18.1 The following matters fall within the exclusive competencies of the General Meeting:

  • a) examination and approval of the Management Board's statement of the Company's activities and the Company's financial statement for the previous financial year;
  • b) acknowledgment of performance of duties by the Management Board and Supervisory Board members duties;
  • c) decisions regarding distribution of profit or coverage of losses;
  • d) change of the scope of the Company's business activity;
  • e) amendment of the Company's Articles of Association;
  • f) increase or decrease of the Company's capital;
  • g) merger of the Company with another company or companies, division of the Company or transformation of the Company;
  • h) dissolution and liquidation of the Company;
  • i) emission of convertible bonds or bonds with pre-emption rights and issuance of subscription warrants;
  • j) purchase and sale of real estate;
  • k) disposal and lease of an enterprise or any organized part thereof and establishment of a limited property right thereupon; and

l) any and all other matters, for which the present Articles of Association or the Commercial Companies Code require a resolution of the General Meeting.

18.2 The detailed rules of operation of the General Meeting are set out as the By-laws of General Meeting, adopted by the General Meeting.

CHAPTER V THE COMPANY'S OPERATIONS ARTICLE 19

19.1 The Company's accounts and reporting shall be managed in accordance with Polish regulations. 19.2 The Company's financial year is the calendar year.

19.3 Regardless of the supplementary capital, which is increased by at least 8% of total profits for the specific financial year, until it reaches at least onethird of share capital, the Company may also create other capital to cover particular losses or expenses, including funds for payment of future dividends (reserve capital).

ARTICLE 20

(cancelled)

ARTICLE 21

21.1 If the Company has the status of a public company, the Ordinary General Meeting shall specify the date, as upon which the list of shareholders eligible for dividend for a given financial year is drawn up (the day of dividend) and the date of payment of such dividend.

21.2 The day of dividend may be set on the date of adopting a resolution or within three months from that day.

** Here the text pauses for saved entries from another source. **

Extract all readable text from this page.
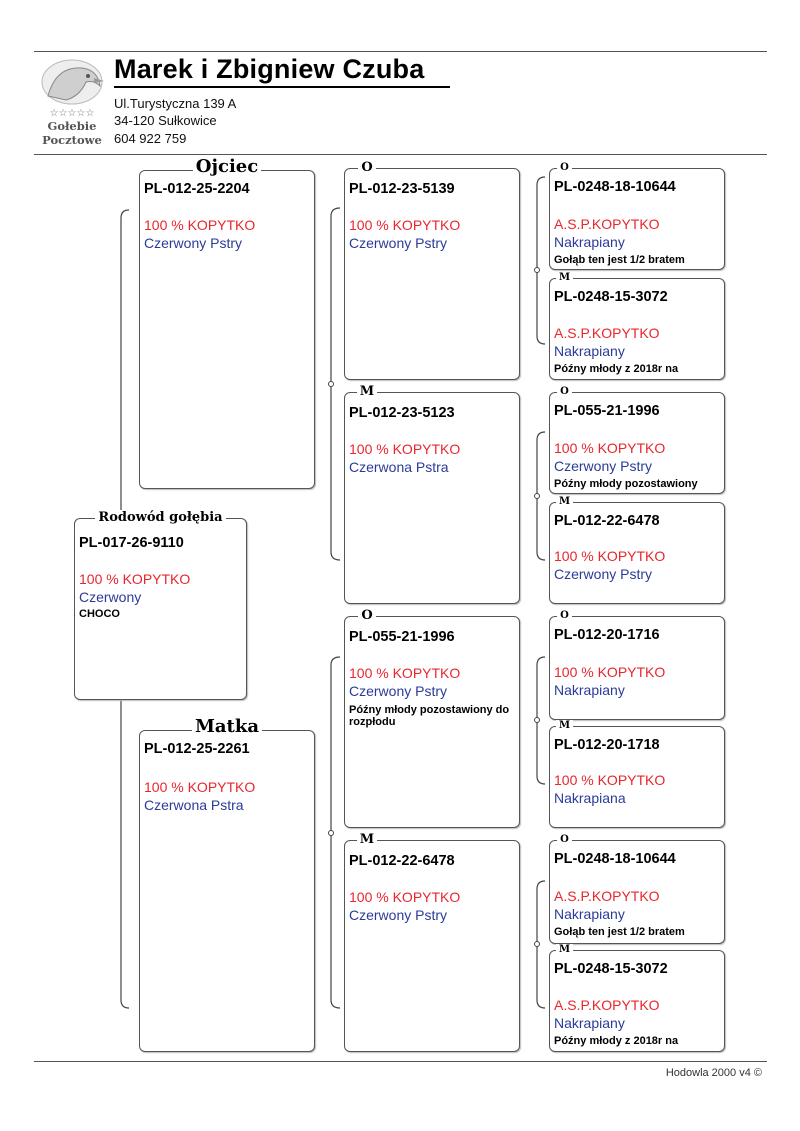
☆☆☆☆☆
Gołebie
Pocztowe
Marek i Zbigniew Czuba
Ul.Turystyczna 139 A
34-120 Sułkowice
604 922 759
Rodowód gołębia
PL-017-26-9110
100 % KOPYTKO
Czerwony
CHOCO
Ojciec
PL-012-25-2204
100 % KOPYTKO
Czerwony Pstry
Matka
PL-012-25-2261
100 % KOPYTKO
Czerwona Pstra
O
PL-012-23-5139
100 % KOPYTKO
Czerwony Pstry
M
PL-012-23-5123
100 % KOPYTKO
Czerwona Pstra
O
PL-055-21-1996
100 % KOPYTKO
Czerwony Pstry
Późny młody pozostawiony do rozpłodu
M
PL-012-22-6478
100 % KOPYTKO
Czerwony Pstry
O
PL-0248-18-10644
A.S.P.KOPYTKO
Nakrapiany
Gołąb ten jest 1/2 bratem
M
PL-0248-15-3072
A.S.P.KOPYTKO
Nakrapiany
Późny młody z 2018r na
O
PL-055-21-1996
100 % KOPYTKO
Czerwony Pstry
Późny młody pozostawiony
M
PL-012-22-6478
100 % KOPYTKO
Czerwony Pstry
O
PL-012-20-1716
100 % KOPYTKO
Nakrapiany
M
PL-012-20-1718
100 % KOPYTKO
Nakrapiana
O
PL-0248-18-10644
A.S.P.KOPYTKO
Nakrapiany
Gołąb ten jest 1/2 bratem
M
PL-0248-15-3072
A.S.P.KOPYTKO
Nakrapiany
Późny młody z 2018r na
Hodowla 2000 v4 ©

21.3 Subject to the legal regulations, the Company's Management Board is authorized to make prepayment against the dividend expected as at the end of the financial year, to the shareholders of the Company.

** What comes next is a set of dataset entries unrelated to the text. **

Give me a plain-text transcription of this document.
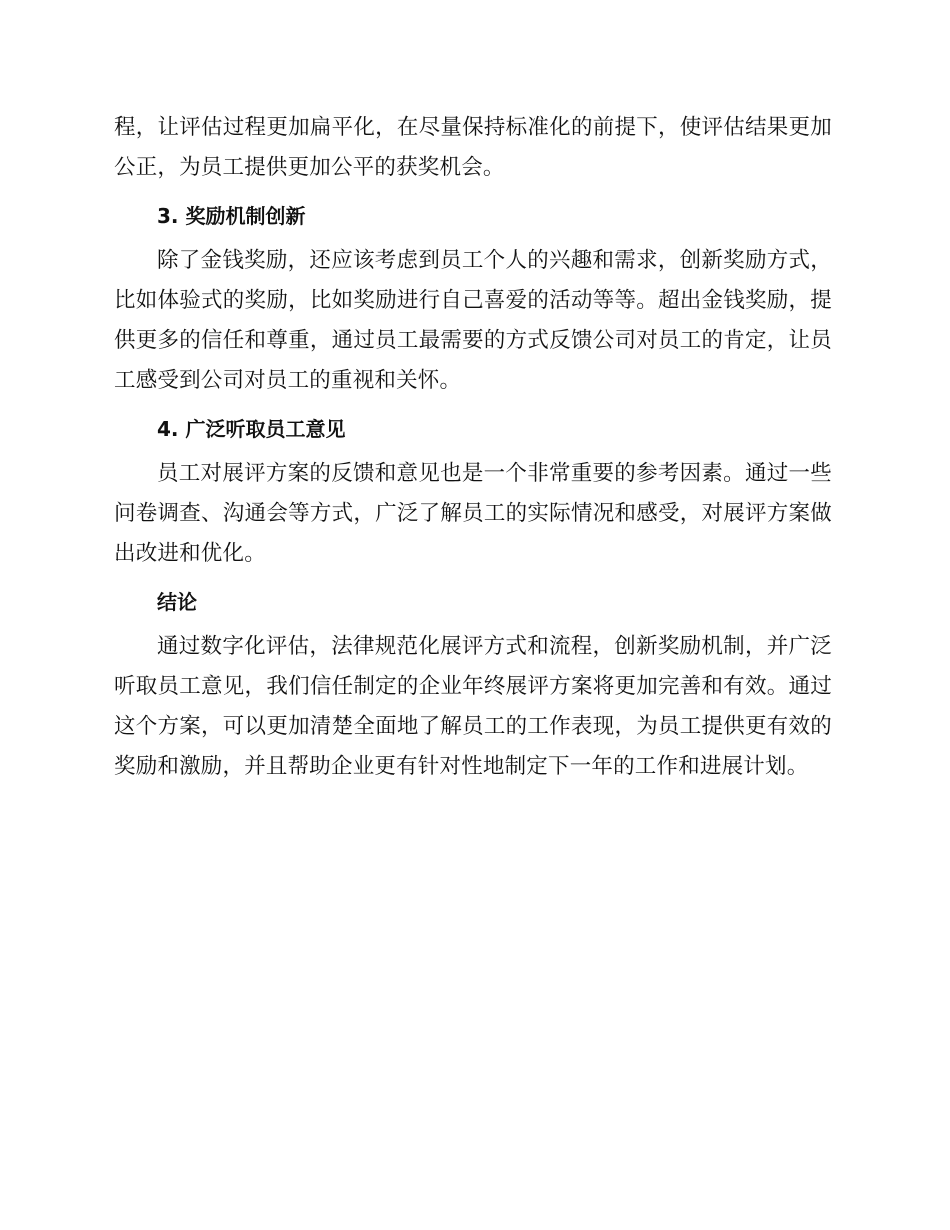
程，让评估过程更加扁平化，在尽量保持标准化的前提下，使评估结果更加公正，为员工提供更加公平的获奖机会。

3. 奖励机制创新

除了金钱奖励，还应该考虑到员工个人的兴趣和需求，创新奖励方式，比如体验式的奖励，比如奖励进行自己喜爱的活动等等。超出金钱奖励，提供更多的信任和尊重，通过员工最需要的方式反馈公司对员工的肯定，让员工感受到公司对员工的重视和关怀。

4. 广泛听取员工意见

员工对展评方案的反馈和意见也是一个非常重要的参考因素。通过一些问卷调查、沟通会等方式，广泛了解员工的实际情况和感受，对展评方案做出改进和优化。

结论

通过数字化评估，法律规范化展评方式和流程，创新奖励机制，并广泛听取员工意见，我们信任制定的企业年终展评方案将更加完善和有效。通过这个方案，可以更加清楚全面地了解员工的工作表现，为员工提供更有效的奖励和激励，并且帮助企业更有针对性地制定下一年的工作和进展计划。
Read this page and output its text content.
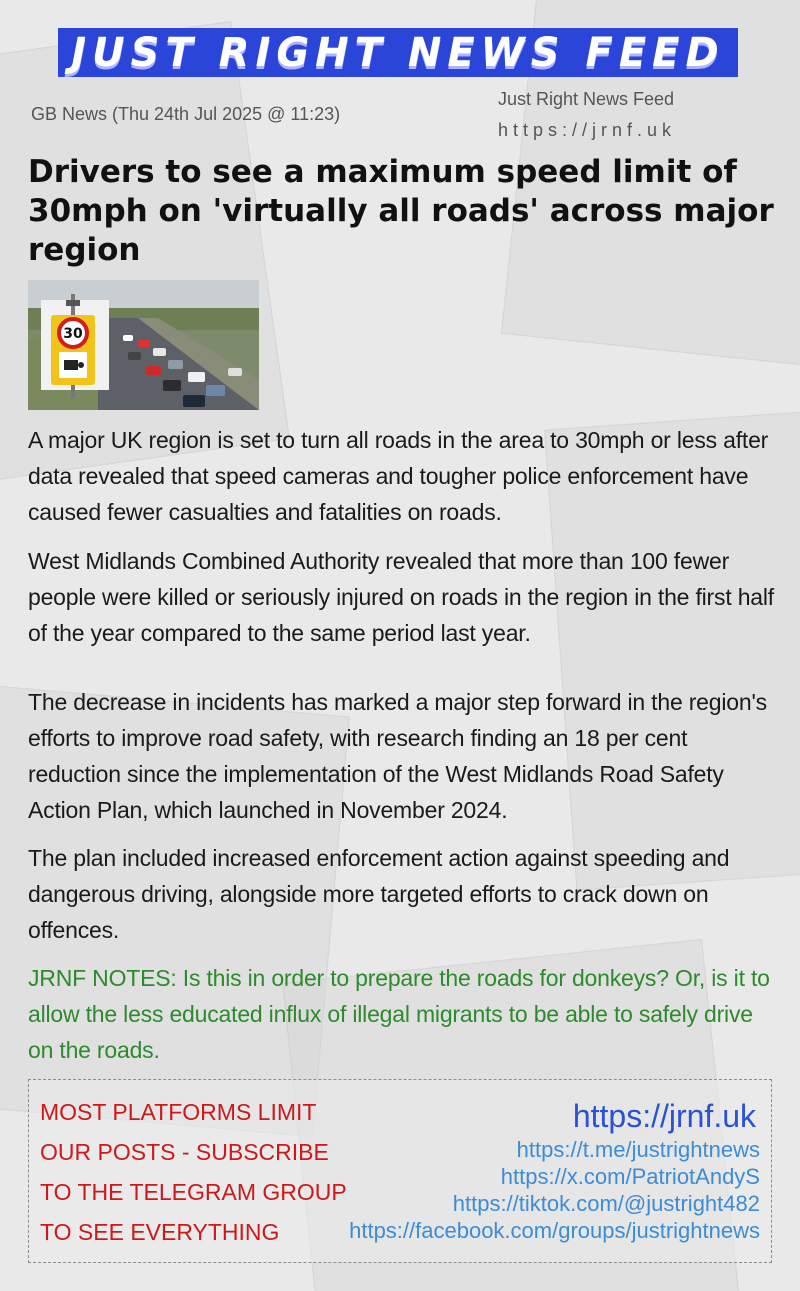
JUST RIGHT NEWS FEED
GB News (Thu 24th Jul 2025 @ 11:23)
Just Right News Feed
https://jrnf.uk
Drivers to see a maximum speed limit of 30mph on 'virtually all roads' across major region
30

A major UK region is set to turn all roads in the area to 30mph or less after data revealed that speed cameras and tougher police enforcement have caused fewer casualties and fatalities on roads.

West Midlands Combined Authority revealed that more than 100 fewer people were killed or seriously injured on roads in the region in the first half of the year compared to the same period last year.

The decrease in incidents has marked a major step forward in the region's efforts to improve road safety, with research finding an 18 per cent reduction since the implementation of the West Midlands Road Safety Action Plan, which launched in November 2024.

The plan included increased enforcement action against speeding and dangerous driving, alongside more targeted efforts to crack down on offences.

JRNF NOTES: Is this in order to prepare the roads for donkeys? Or, is it to allow the less educated influx of illegal migrants to be able to safely drive on the roads.

MOST PLATFORMS LIMIT
OUR POSTS - SUBSCRIBE
TO THE TELEGRAM GROUP
TO SEE EVERYTHING
https://jrnf.uk
https://t.me/justrightnews
https://x.com/PatriotAndyS
https://tiktok.com/@justright482
https://facebook.com/groups/justrightnews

CHAPTER VI FINAL PROVISIONS

ARTICLE 22

22.1 The Company's notices which are required to be published subject to the legal regulations, shall be published in Monitor Sądowy i Gospodarczy (Court and Economic Monitor).

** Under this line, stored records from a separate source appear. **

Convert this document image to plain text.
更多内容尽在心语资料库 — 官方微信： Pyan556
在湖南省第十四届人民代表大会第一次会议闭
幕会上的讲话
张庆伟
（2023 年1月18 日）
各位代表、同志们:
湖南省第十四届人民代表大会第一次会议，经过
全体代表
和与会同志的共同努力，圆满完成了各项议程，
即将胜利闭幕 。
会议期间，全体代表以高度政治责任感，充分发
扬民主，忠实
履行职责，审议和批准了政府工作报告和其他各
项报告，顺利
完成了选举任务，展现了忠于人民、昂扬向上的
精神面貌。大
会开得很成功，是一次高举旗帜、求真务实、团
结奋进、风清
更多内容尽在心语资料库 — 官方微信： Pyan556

22.2 The official language of the Company is the Polish language.

22.3 In case of liquidation of the Company, the General Meeting shall appoint liquidators of the Company and determine the method of liquidation.

22.4 The competencies of the members of the Management Board expire on the date indicated in the resolution of the General Meeting on the appointment of liquidators.

22.5 The General Meeting and the Supervisory Board retain their powers until the liquidation is completed.

22.6 Copies of this deed can be given also to the Company and its new shareholders.